Le ministère des Transports et des Affaires maritimes a présenté ce mercredi 22 juillet 2026, les premiers résultats de l’enquête sur l’accident du 13 juillet sur l’axe Touba-Biankouma. Réunis à la salle de la Direction Générale du Transport Terrestre et de la Circulation (DGTTC), au 16e étage de la Tour E à Abidjan, les responsables ont dressé un bilan lourd et annoncé des mesures urgentes.
La conférence de presse s’est ouverte par une minute de silence en hommage aux victimes. Elle s’est tenue en présence de Kouakou Étienne, directeur de l’Office de la Sécurité Routière (OSER), du commissaire divisionnaire Touré Abdoul Kader, directeur de la Police spéciale de sécurité routière, et de Tchongoua Stéphane, directeur du développement technologique à la DGTTC. Les conclusions ont été présentées au nom du ministre Amadou Koné.

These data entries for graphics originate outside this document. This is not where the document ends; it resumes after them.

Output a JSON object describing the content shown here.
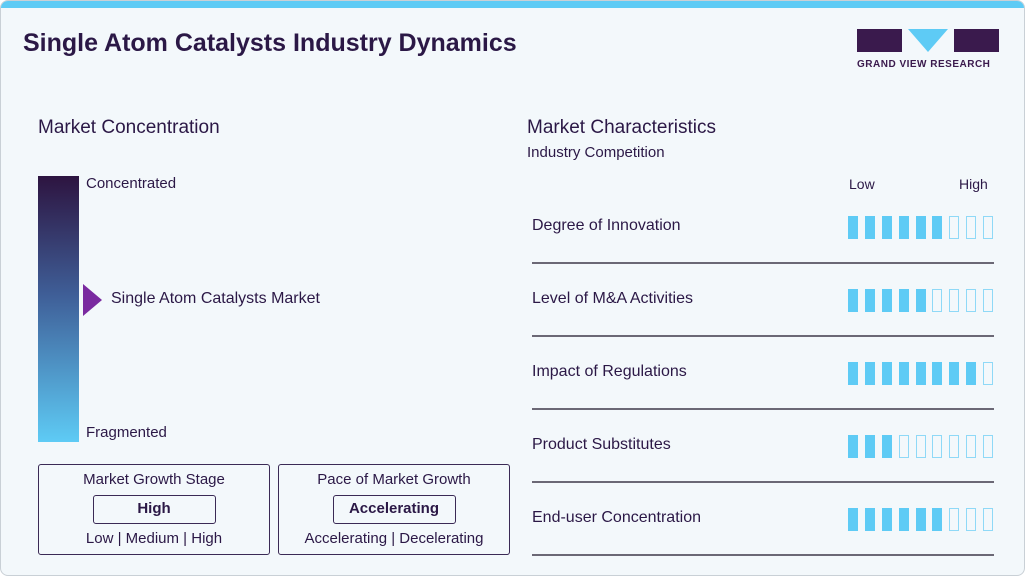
{
  "title": "Single Atom Catalysts Industry Dynamics",
  "logo": {
    "text": "GRAND VIEW RESEARCH"
  },
  "colors": {
    "accent": "#5ecbf5",
    "primary": "#2b1846",
    "marker": "#7a2aa0"
  },
  "concentration": {
    "heading": "Market Concentration",
    "top": "Concentrated",
    "bottom": "Fragmented",
    "marker_label": "Single Atom Catalysts Market"
  },
  "growth_stage": {
    "title": "Market Growth Stage",
    "value": "High",
    "options": "Low | Medium | High"
  },
  "pace": {
    "title": "Pace of Market Growth",
    "value": "Accelerating",
    "options": "Accelerating | Decelerating"
  },
  "characteristics": {
    "heading": "Market Characteristics",
    "subheading": "Industry Competition",
    "low": "Low",
    "high": "High",
    "max": 9,
    "rows": [
      {
        "label": "Degree of Innovation",
        "level": 6
      },
      {
        "label": "Level of M&A Activities",
        "level": 5
      },
      {
        "label": "Impact of Regulations",
        "level": 8
      },
      {
        "label": "Product Substitutes",
        "level": 3
      },
      {
        "label": "End-user Concentration",
        "level": 6
      }
    ]
  }
}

Le drame est survenu le 13 juillet 2026, au niveau du village de Zouzousso III. Un autocar King Long assurant la liaison Odienné-Yamoussoukro a perdu le contrôle avant de plonger dans le fleuve Bafing. Le véhicule, prévu pour 69 places, transportait 91 personnes. Des tabourets avaient été installés dans les allées et plusieurs passagers voyageaient debout. Le bilan fait état de 39 morts, 45 blessés et 7 indemnes.

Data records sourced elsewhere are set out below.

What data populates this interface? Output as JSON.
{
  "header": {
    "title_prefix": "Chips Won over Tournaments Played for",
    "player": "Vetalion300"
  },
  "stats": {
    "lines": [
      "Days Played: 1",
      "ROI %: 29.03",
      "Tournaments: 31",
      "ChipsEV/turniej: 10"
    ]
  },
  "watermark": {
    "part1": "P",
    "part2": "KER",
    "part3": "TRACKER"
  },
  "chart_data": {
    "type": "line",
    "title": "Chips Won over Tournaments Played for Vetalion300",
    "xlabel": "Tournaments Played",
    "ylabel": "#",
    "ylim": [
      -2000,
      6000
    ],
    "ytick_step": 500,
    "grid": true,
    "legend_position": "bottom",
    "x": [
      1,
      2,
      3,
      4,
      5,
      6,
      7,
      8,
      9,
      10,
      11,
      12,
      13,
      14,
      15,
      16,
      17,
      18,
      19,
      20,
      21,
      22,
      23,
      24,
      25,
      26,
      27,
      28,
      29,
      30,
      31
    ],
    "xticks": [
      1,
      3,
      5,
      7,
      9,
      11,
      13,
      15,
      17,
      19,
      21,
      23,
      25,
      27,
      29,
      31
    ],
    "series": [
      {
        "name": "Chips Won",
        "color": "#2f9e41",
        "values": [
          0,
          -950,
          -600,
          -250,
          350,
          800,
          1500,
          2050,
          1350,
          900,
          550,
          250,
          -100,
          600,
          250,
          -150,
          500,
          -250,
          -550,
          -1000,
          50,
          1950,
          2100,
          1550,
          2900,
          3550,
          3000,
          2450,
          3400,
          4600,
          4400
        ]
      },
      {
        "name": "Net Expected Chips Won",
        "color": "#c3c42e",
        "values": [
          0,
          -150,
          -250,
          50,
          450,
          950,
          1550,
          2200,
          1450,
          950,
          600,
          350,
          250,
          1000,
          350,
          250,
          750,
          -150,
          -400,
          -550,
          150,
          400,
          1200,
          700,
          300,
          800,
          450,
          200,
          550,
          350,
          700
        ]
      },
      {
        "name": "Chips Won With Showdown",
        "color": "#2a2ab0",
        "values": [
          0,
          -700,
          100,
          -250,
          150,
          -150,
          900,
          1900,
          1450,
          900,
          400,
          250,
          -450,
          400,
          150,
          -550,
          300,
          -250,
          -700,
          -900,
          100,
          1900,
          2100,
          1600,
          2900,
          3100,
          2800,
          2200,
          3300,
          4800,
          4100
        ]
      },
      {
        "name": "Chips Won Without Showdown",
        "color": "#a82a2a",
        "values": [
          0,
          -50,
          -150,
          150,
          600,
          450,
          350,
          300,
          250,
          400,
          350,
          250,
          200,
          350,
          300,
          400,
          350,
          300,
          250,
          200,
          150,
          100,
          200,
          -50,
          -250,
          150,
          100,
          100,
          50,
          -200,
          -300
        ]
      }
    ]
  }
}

Selon le Bureau Enquête Analyse Accident (BEA), ici1fo.com apprend que l’accident a été provoqué par l’éclatement du pneu avant droit, à environ 80 mètres du fleuve. Trois causes sont mises en avant : la surcharge du car et des bagages, la présence de pneus de trois marques différentes et non homologués, et un possible défaut de maîtrise du conducteur.
L’enquête a aussi mis au jour de graves irrégularités. Le car circulait avec deux plaques d’immatriculation provisoires différentes, probablement pour échapper à la vidéoverbalisation. L’assurance et la visite technique n’ont pas pu être présentées. Elles étaient échues depuis 17 mois et 5 mois. L’ensemble des activités de la compagnie Diarra Transport, propriétaire du véhicule, fait désormais l’objet d’investigations.

Face à ce constat, le ministère a annoncé plusieurs mesures immédiates. Il s’agit du lancement d’un programme national de formation théorique et pratique des chauffeurs de transport en commun avec des sessions itinérantes dans toutes les régions. Le ministère prévoit aussi d’intensifier la formation des gestionnaires d’entreprises de transport et de créer une plateforme électronique de suivi des compagnies. Cette plateforme inclura l’enregistrement des véhicules, le contrôle des assurances et visites techniques, ainsi qu’un registre numérique des passagers.
En collaboration avec les compagnies d’assurance, un contrôle renforcé sera mis en place avec l’obligation d’exiger une visite technique valide avant toute souscription ou renouvellement de contrat. Le ministère ouvrira également des discussions avec le ministère de l’Emploi sur une convention collective interprofessionnelle des chauffeurs de transport interurbain. Le rôle des comités locaux de sécurité routière sera renforcé, notamment sur les axes à risque comportant des ouvrages d’art proches de cours d’eau. Enfin, l’obtention du permis de catégorie B deviendra obligatoire avant d’accéder aux autres catégories.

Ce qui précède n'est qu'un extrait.